The other factor putting a stake through the vampire hearts of the Democrats’ hopes of control post-2012 is the overwhelming shift in redistricting fortunes. Because of GOP gains in Gov races and the legislatures, there will be a dramatic change in the structure of the 2012 House races. In the 2001 redistricting process, Democrats drew the lines of 135 seats, while GOPers drew the lines for 98 — a 37 seat advantage for the Dems. Now, Republicans control drawing 193 seats outright, while the Dems have just 44. That’s a 149 seat advantage for the GOP (the rest of the seats are either in split control states, commission drawn states, At-Large seats, or currently undecided). That represents a 186 seat shift in favor of the GOP from 2001 — and was a year that Republicans won three out of five congressional majorities since.
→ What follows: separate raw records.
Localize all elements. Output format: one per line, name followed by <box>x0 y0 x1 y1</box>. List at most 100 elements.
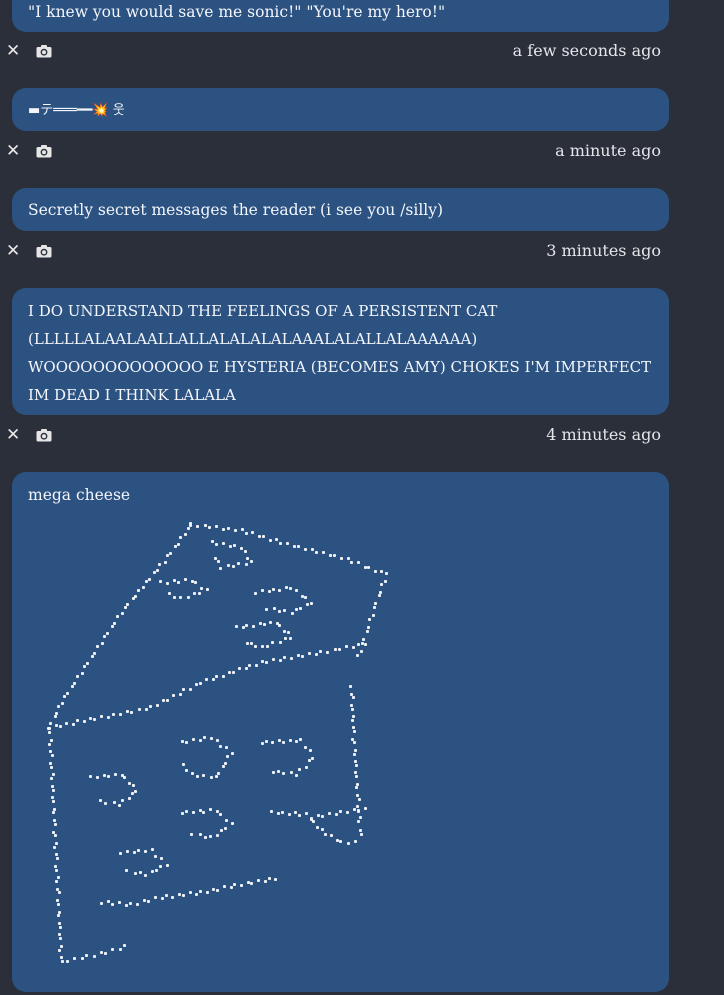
ascii-dot <box>147 577 151 581</box>
timestamp: a few seconds ago <box>512 41 661 60</box>
close-icon[interactable]: ✕ <box>6 41 20 61</box>
ascii-dot <box>352 741 356 745</box>
ascii-dot <box>222 765 225 768</box>
ascii-dot <box>278 739 282 743</box>
ascii-dot <box>254 663 258 667</box>
ascii-dot <box>266 645 269 648</box>
ascii-dot <box>252 624 256 628</box>
ascii-dot <box>356 793 360 797</box>
ascii-dot <box>363 565 367 569</box>
ascii-dot <box>245 557 249 560</box>
ascii-dot <box>385 572 388 575</box>
ascii-dot <box>187 596 191 599</box>
ascii-dot <box>53 834 57 838</box>
ascii-dot <box>293 545 296 548</box>
ascii-dot <box>154 854 157 858</box>
ascii-dot <box>271 641 274 644</box>
ascii-dot <box>188 891 192 895</box>
ascii-dot <box>55 880 58 883</box>
camera-icon[interactable] <box>36 428 52 442</box>
ascii-dot <box>118 948 122 951</box>
ascii-dot <box>57 891 61 895</box>
ascii-dot <box>240 884 243 887</box>
ascii-dot <box>315 551 318 554</box>
ascii-dot <box>118 901 121 905</box>
ascii-dot <box>144 850 147 854</box>
ascii-dot <box>260 589 264 593</box>
ascii-dot <box>137 848 140 852</box>
ascii-dot <box>282 772 285 776</box>
ascii-dot <box>133 872 137 875</box>
ascii-dot <box>149 705 152 708</box>
ascii-dot <box>197 592 201 595</box>
ascii-dot <box>241 528 244 531</box>
ascii-dot <box>311 547 314 551</box>
close-icon[interactable]: ✕ <box>6 241 20 261</box>
ascii-dot <box>262 623 266 627</box>
ascii-dot <box>162 699 166 703</box>
ascii-dot <box>261 660 264 663</box>
ascii-dot <box>283 609 286 612</box>
ascii-dot <box>273 607 276 610</box>
ascii-dot <box>176 542 180 546</box>
ascii-dot <box>222 885 226 889</box>
ascii-dot <box>279 659 282 662</box>
ascii-dot <box>287 813 291 816</box>
ascii-dot <box>379 590 382 594</box>
ascii-dot <box>159 580 162 583</box>
ascii-dot <box>245 563 248 566</box>
ascii-dot <box>104 952 107 955</box>
ascii-dot <box>126 710 129 713</box>
ascii-dot <box>322 550 325 554</box>
ascii-dot <box>75 675 79 678</box>
camera-icon[interactable] <box>36 244 52 258</box>
ascii-dot <box>125 869 129 872</box>
ascii-dot <box>209 808 213 812</box>
ascii-dot <box>215 525 218 528</box>
ascii-dot <box>216 738 219 742</box>
ascii-dot <box>55 857 59 861</box>
close-icon[interactable]: ✕ <box>6 425 20 445</box>
ascii-dot <box>352 645 356 649</box>
ascii-dot <box>136 588 140 592</box>
ascii-dot <box>134 790 137 793</box>
timestamp: 3 minutes ago <box>546 241 661 260</box>
ascii-dot <box>163 560 167 564</box>
ascii-dot <box>49 762 52 765</box>
ascii-dot <box>101 642 104 645</box>
ascii-dot <box>241 626 245 630</box>
close-icon[interactable]: ✕ <box>6 141 20 161</box>
ascii-dot <box>160 857 163 861</box>
ascii-dot <box>264 739 268 743</box>
ascii-dot <box>380 583 383 587</box>
ascii-dot <box>244 531 248 535</box>
ascii-dot <box>164 894 168 898</box>
ascii-dot <box>350 718 354 722</box>
ascii-dot <box>353 808 356 812</box>
ascii-dot <box>299 607 302 610</box>
ascii-dot <box>95 645 99 648</box>
ascii-dot <box>306 602 309 606</box>
ascii-dot <box>199 682 202 685</box>
ascii-dot <box>269 620 273 624</box>
camera-icon[interactable] <box>36 44 52 58</box>
ascii-dot <box>142 586 146 590</box>
ascii-dot <box>305 812 308 815</box>
ascii-dot <box>351 737 355 741</box>
camera-icon[interactable] <box>36 144 52 158</box>
ascii-dot <box>297 654 300 657</box>
ascii-dot <box>373 606 376 609</box>
ascii-dot <box>184 578 187 582</box>
ascii-dot <box>335 813 338 816</box>
ascii-dot <box>57 933 61 937</box>
ascii-dot <box>215 543 218 546</box>
message-text: Secretly secret messages the reader (i s… <box>28 201 444 219</box>
ascii-dot <box>57 902 61 906</box>
message-text: mega cheese <box>28 486 131 504</box>
ascii-dot <box>311 820 315 823</box>
ascii-dot <box>358 816 362 820</box>
ascii-dot <box>55 842 58 845</box>
ascii-dot <box>58 937 62 941</box>
ascii-dot <box>304 548 307 551</box>
ascii-dot <box>351 696 355 700</box>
That does NOT mean Republicans can draw 193 seats they win — but it does mean they can squeeze out additional seats in states they completely control, while making life much more difficult for Democrats.
The table below underscores the dramatic change in the redistricting situation over the last thirty years — going from a GOP disadvantage of -172 net seats in 1981, to -167 in 1991 (making the 1994 GOP takeover even that more earthshattering) to just -37 in 2001, to +149 noted above. This is NOT Tip O’Neill or Jim Wright’s Congress anymore. Heck, it’s not even Nancy Pelosi’s Congress, and it’s not going to be her Congress in 2013-14 either.
If Obama wins re-election, Democrats won’t be shouting that the emperor has no clothes. Instead, they will be crying that the President has no coattails. And, if he loses, the election night headlines won’t say “Republican President, Democratic House elected.” Sorry, Dems, but you are in the House wilderness for at least the next four years.